Qui doit poser le cadre ?

Notre système éducatif favorise un cadre que je nommerai plus "carré". On parle de règles à suivre, règles données par l'autorité établie où les enfants n'ont pas leurs mots à dire.
Certaines écoles s'en rendent compte et essayent d’inclure les enfants. C'est déjà un grand pas en avant.
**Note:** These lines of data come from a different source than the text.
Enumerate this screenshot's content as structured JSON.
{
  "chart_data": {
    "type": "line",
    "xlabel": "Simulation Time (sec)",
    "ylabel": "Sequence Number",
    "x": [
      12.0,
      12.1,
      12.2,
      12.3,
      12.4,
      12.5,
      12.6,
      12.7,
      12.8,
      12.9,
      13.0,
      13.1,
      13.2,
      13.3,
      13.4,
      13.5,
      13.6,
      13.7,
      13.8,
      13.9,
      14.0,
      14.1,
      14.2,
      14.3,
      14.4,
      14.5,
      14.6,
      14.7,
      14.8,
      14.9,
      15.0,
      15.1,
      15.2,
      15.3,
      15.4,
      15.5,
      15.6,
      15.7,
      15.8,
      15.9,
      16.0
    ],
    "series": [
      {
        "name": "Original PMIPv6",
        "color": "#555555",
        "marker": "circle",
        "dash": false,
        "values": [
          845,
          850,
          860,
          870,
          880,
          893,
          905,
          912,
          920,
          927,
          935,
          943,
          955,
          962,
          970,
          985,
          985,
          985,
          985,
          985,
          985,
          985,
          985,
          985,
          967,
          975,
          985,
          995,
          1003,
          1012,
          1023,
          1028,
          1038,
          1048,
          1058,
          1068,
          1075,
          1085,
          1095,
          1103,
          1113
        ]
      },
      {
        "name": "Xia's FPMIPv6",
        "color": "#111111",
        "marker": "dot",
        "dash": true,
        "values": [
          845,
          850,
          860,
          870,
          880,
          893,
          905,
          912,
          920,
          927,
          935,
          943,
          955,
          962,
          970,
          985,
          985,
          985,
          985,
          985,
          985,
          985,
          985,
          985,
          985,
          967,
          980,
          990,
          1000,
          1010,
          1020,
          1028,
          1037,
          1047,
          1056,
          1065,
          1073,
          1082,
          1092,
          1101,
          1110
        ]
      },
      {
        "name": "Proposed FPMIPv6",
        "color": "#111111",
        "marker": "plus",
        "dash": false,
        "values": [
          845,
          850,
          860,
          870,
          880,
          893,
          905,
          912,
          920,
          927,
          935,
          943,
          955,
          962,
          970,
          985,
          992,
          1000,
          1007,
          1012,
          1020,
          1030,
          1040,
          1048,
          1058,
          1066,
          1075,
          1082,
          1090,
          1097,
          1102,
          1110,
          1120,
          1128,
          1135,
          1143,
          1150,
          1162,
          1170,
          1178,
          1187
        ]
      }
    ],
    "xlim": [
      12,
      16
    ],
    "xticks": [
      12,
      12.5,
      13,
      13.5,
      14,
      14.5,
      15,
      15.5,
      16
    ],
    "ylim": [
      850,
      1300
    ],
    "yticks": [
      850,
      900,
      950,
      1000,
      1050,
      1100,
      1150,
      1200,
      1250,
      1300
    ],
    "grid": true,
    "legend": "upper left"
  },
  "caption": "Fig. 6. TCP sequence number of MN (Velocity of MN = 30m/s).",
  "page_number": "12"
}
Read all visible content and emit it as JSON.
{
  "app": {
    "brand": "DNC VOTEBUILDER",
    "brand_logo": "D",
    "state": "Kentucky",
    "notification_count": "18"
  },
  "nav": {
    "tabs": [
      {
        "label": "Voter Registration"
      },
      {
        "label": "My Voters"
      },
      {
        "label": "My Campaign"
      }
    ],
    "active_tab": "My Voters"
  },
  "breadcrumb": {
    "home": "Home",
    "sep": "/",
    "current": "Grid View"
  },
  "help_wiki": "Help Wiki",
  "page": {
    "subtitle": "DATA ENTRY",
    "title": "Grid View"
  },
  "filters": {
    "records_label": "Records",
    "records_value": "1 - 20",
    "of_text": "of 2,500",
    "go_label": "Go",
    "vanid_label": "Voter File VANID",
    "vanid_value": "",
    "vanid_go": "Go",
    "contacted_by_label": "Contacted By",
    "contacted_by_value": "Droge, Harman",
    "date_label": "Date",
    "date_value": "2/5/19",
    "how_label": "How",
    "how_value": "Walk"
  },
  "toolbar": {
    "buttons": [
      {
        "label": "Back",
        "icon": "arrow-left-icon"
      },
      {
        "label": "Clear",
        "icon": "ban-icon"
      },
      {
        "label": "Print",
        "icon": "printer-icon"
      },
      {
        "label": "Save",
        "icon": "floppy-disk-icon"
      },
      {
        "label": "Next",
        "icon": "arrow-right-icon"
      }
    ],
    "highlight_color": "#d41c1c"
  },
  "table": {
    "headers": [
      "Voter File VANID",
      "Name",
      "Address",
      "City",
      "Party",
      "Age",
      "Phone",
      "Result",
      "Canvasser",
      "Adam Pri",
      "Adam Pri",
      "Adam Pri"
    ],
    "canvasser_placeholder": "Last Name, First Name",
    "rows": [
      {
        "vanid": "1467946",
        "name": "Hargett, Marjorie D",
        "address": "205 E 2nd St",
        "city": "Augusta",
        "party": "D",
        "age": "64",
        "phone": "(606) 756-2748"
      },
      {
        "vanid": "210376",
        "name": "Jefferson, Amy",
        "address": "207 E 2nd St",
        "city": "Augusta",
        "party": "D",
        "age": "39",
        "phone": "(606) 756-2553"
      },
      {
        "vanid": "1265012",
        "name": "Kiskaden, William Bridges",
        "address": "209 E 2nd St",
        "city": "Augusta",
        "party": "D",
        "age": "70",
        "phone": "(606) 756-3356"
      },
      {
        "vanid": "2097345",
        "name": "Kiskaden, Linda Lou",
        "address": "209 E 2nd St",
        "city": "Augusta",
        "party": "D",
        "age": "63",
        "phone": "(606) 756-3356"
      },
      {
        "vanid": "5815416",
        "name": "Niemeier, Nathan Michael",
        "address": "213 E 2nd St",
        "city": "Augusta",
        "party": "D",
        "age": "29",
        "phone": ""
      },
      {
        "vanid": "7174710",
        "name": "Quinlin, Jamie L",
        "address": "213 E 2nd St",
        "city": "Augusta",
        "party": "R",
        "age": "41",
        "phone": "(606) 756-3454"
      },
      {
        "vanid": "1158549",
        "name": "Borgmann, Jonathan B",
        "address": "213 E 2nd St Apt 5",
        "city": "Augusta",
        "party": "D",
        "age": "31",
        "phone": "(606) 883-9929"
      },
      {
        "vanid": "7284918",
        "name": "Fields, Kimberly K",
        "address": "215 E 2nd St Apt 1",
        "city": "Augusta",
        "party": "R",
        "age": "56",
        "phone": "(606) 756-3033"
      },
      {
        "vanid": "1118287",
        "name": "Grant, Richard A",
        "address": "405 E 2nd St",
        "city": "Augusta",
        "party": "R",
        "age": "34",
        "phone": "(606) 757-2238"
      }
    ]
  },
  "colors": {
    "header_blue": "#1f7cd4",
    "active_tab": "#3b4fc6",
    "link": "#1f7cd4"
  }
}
Dans un contexte où il y a une autorité naturelle c'est "l'animateur ", l'éducateur ou le parent qui pose la cadre.

Lorsque le cadre est posé par l'autorité il est moins facile de le suivre car il nous est imposé, donc nous subissons ce cadre qui ne peut pas convenir à tout le monde.


Par contre lorsqu'il s'agit d'un collectif sans ordre hiérarchique tel qu'un ensemble d’élèves ou de salariés, le collectif sera concerné. Il faudra toutefois un gardien d'un pré-cadre pour y arriver.
 Comment poser le cadre ?
Lorsque le collectif a la possibilité de poser le cadre ensemble c'est l'idéale.
Il faut du temps pour cela, beaucoup d'énergie et d'attention.
Poser un cadre doit se faire en tout premier lieu et de manière bienveillante, c'est le départ à toute relation interpersonnelle.

Même dans la famille lorsque l'enfant peut de temps à autre proposer des règles et se confronter à sa faisabilité, cela est très enrichissant pour lui de constater qu'il y a des lois immuables auxquelles chaque être humain ne peut défier.

Le cadre se doit d'être bien compris, la reformulation peut s'avérer nécessaire.
Que dois contenir un cadre bienveillant ?

Principes tirés de la communication assertive :

Parler en JE, éviter le TU qui tue et abolir le ON.
Pas de jugement car en langage des oiseaux si je juge je mens.
Pas de ping pong (lorsqu'un personne parle on ne réagit pas sauf sur demande explicite).
- Pas de justification.
Chacun s'occupe de ses besoins et pas ceux des autres (sortir du syndrome du sauveur).
Confidentialité respectée.
- Esprit de compétition écarté.
- Osez exprimer votre désaccord en cherchant une solution constructive.

Voici en vidéo 4 principes de vie qui permettent ce cadre bienveillant :
https://kaleidoscope-kids.eu/4732-2/
 
Exercice paradoxal : Faites cet exercice pour remettre en question certains cadres.

http://je-choisis-ma-vie.fr/2012/06/08/changer-de-vie-sortir-du-cadre/

Exercice pratique : Décidez de parler en JE.
C'est le début de toute communication bienveillante et qui vous rend puissant, juste et responsable.